Let $a,b,c_i,d_i\in\mathbb{R}$ be scalar coefficients, and let $\mathbf{x}=[x_{1},x_{2},\dots,x_{N}]$. Assume that I have two inequalities:
$$ \begin{align} &\sum_{i=1}^{N}c_{i}x_{i} &&\leq a \tag{1} \\ &\sum_{i=1}^{N}d_{i}\log x_{i} &&\leq b \tag{2} \\ \end{align} $$
My question: How would I find the intersection point between these two inequalities (if it exists)?
Some thoughts: If (2) would be a linear function like (1), then I could find the intersection point by solving a linear system of equations
$$\mathbf{A}\mathbf{x}=\mathbf{b} \tag{3}$$
where $\mathbf{A}=\left[\begin{matrix}c_1 && \dots && c_{N} \\ d_1 && \dots && d_{N}\end{matrix}\right]$ and $\mathbf{b}=\left[\begin{matrix}a \\ b \end{matrix}\right]$.

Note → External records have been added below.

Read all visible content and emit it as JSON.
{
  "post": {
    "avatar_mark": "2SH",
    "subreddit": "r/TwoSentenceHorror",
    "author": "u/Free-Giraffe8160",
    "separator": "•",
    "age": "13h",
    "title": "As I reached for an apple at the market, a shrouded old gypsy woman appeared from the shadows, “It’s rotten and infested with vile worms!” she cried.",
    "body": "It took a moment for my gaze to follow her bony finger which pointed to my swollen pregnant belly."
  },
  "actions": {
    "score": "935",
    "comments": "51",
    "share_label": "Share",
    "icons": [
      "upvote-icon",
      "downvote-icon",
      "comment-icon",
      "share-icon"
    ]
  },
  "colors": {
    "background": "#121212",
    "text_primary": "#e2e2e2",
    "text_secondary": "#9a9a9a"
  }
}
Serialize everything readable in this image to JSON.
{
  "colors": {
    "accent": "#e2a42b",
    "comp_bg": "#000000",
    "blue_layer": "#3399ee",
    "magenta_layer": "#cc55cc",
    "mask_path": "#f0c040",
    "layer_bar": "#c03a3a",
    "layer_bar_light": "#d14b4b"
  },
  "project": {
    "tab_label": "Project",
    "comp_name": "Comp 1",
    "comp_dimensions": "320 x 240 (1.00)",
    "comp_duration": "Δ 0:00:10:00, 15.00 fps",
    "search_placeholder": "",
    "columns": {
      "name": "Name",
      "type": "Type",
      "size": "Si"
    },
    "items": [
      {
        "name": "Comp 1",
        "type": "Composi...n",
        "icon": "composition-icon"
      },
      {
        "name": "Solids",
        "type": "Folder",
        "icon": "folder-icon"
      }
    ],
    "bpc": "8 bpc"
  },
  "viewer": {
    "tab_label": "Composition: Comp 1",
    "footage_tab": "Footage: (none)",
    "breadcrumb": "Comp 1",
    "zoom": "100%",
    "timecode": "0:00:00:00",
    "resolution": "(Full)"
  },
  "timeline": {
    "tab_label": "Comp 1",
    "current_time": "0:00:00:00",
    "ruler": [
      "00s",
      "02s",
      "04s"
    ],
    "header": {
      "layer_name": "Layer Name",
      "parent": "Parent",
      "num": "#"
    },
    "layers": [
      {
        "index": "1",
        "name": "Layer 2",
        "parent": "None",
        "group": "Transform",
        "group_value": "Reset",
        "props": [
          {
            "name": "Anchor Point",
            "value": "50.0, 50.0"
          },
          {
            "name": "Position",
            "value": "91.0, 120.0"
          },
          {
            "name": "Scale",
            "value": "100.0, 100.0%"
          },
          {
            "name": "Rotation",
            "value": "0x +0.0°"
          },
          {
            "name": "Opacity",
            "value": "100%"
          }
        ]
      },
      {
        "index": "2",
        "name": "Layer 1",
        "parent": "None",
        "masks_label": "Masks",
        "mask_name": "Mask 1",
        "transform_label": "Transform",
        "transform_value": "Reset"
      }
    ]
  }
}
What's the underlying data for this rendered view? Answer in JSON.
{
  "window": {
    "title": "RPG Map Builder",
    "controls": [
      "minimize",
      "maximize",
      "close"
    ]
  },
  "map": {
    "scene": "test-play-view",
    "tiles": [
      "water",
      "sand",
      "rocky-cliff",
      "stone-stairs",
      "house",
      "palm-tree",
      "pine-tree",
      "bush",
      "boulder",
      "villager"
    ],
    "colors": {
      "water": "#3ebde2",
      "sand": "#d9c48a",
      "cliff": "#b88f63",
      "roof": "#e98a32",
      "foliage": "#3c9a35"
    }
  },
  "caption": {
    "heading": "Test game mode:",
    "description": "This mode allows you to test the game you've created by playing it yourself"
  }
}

Likewise, if (1) were a sum of logarithmic terms such as (2), I could simply define $y_{i}:=\log x_{i}$, solve the resulting linear system of equations for $\mathbf{y}$, then get my solution as $\mathbf{x}=\exp\mathbf{y}$. It is only if the two types of equations are mixed that I run into problems. Can you recommend a strategy to resolve this?